Eva Kosek, MD, PhD is holding a position as full Professor in Clinical Pain Research at the Department of Clinical Neuroscience, Karolinska Institute, Stockholm and at the Department of Surgical Science, Uppsala University, Uppsala, Sweden. She is a senior consultant at the Pain Center at Uppsala University Hospital. Dr Kosek received her medical degree from the Uppsala University in 1986 and her PhD from the Karolinska Institute in 1996. She is a specialist in rehabilitation medicine since 2001 and pain relief since 2004 and has been clinically active for the most part of her professional carrier. Her research focuses on pathophysiological mechanisms in chronic musculoskeletal pain, with special reference to central pain modulation and neuroinflammation in fibromyalgia, chronic low back pain, osteoarthritis and rheumatoid arthritis. The research is hypothesis driven and the research group uses a wide variety of techniques such as genetics, analysis of inflammatory substances in cerebrospinal fluid and blood, quantitative sensory testing and neuroimaging (functional magnetic resonance imaging, positron emission tomography).

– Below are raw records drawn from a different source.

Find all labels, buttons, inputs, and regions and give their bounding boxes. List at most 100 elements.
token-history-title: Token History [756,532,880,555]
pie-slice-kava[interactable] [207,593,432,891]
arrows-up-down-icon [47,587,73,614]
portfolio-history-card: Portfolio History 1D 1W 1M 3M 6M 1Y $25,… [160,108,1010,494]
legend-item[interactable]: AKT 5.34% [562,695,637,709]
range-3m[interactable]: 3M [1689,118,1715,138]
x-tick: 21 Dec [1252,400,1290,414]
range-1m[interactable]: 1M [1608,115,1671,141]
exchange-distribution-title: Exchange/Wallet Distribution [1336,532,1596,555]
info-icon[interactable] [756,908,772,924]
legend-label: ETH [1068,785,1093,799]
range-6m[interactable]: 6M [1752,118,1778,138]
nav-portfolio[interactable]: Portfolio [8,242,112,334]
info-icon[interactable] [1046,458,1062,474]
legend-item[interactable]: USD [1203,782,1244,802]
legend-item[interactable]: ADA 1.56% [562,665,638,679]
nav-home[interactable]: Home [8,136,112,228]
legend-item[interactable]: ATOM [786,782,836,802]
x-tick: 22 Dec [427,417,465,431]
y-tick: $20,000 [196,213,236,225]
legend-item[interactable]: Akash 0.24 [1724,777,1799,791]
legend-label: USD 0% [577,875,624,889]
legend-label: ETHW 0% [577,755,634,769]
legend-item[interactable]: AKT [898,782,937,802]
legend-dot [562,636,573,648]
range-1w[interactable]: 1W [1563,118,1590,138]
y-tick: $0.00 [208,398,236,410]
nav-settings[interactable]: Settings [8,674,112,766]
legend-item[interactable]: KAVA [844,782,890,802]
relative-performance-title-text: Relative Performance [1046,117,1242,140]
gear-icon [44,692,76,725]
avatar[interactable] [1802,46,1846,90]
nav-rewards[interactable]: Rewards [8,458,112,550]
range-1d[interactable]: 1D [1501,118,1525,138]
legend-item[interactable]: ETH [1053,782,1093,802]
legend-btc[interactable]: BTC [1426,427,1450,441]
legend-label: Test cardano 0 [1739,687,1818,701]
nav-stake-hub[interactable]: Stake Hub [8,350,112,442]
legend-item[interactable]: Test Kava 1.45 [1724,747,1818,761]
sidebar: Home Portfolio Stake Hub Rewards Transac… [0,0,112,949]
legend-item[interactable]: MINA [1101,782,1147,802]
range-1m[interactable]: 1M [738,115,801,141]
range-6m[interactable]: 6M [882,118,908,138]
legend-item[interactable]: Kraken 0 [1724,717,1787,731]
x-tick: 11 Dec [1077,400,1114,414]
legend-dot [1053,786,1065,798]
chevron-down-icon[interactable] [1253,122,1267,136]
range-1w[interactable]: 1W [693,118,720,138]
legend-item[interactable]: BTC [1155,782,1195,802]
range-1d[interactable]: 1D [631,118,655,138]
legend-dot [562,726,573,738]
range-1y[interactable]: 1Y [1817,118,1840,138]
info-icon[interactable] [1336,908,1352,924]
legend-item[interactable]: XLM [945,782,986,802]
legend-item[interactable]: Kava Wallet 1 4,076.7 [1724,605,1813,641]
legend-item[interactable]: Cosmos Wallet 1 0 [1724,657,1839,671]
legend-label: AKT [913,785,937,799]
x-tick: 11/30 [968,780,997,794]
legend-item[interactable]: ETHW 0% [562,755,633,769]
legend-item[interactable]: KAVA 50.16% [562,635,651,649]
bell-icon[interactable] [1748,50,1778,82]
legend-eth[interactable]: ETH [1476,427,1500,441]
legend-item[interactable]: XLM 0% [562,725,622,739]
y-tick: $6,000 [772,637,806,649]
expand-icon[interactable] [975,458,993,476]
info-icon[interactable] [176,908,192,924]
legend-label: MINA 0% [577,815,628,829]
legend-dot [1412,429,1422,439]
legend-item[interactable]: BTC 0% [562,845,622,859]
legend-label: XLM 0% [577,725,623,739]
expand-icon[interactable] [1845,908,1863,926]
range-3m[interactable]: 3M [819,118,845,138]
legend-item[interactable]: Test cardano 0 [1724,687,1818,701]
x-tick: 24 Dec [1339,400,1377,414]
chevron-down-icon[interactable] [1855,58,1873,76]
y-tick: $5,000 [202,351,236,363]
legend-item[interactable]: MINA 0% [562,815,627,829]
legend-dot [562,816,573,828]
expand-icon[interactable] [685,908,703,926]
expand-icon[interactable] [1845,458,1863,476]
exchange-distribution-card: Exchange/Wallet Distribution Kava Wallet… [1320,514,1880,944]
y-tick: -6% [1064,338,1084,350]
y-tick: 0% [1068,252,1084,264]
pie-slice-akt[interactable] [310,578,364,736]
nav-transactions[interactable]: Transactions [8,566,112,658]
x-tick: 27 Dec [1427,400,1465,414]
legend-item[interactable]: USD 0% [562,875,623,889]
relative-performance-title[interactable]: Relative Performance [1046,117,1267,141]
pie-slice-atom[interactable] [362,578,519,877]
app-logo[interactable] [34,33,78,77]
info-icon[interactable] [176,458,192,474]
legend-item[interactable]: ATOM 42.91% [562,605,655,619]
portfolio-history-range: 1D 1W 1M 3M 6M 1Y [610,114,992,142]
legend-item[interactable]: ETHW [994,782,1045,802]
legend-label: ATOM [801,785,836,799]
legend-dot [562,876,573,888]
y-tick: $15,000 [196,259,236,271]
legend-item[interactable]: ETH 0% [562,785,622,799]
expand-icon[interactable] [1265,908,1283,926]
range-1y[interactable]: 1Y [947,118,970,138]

She was an elected Councilor of the International Association for the Study of Pain (IASP) 2012-18 and chairs the IASP Terminology Task Force. She is a member of several professional associations such as Scandinavian Association for the Study of Pain (SASP), the Swedish Medical Association and the Swedish Pain Society. She is a reviewer for several scientific journals and has published many articles, book chapters and abstracts. She has lectured at conferences and symposia worldwide.
Dr Matthew Smuck is the Chief of Physical Medicine and Rehabilitation (PM&R) and Associate Professor of Orthopaedic Surgery at Stanford University. He is the Medical Director of Rehabilitation Services for Stanford Healthcare where his clinical work concentrates on medical and interventional management of spine disorders. He is a physician leader and current President of the Spine Intervention Society (SIS) and has served on the Executive Editorial Board of The Spine Journal and the Board of Directors of the North American Spine Society (NASS) and the Foundation for PM&R. Professor Smuck is an award-winning researcher and pioneer of the new field of physical performance monitoring using wearable sensors. He founded and directs the Wearable Health Lab at Stanford, focused on developing methods of wearable sensor data analytics to discover digital phenotypes of mobility-limiting orthopaedic and neurologic diseases, and applying these methods to improve disease detection, prevention and treatment. Professor Smuck has authored more than 100 peer-reviewed publications. His work is recognised by numerous research society awards and publication awards, including the ISSLS Medtronic Award in 2012, the American Academy of PM&R’s 2014 President’s Citation Award, the PM&R Journal 2015 Best Original Research Award, the 2016 ISSLS Prize, and The Spine Journal Outstanding Paper Award in 2013, 2016, 2017 & 2018.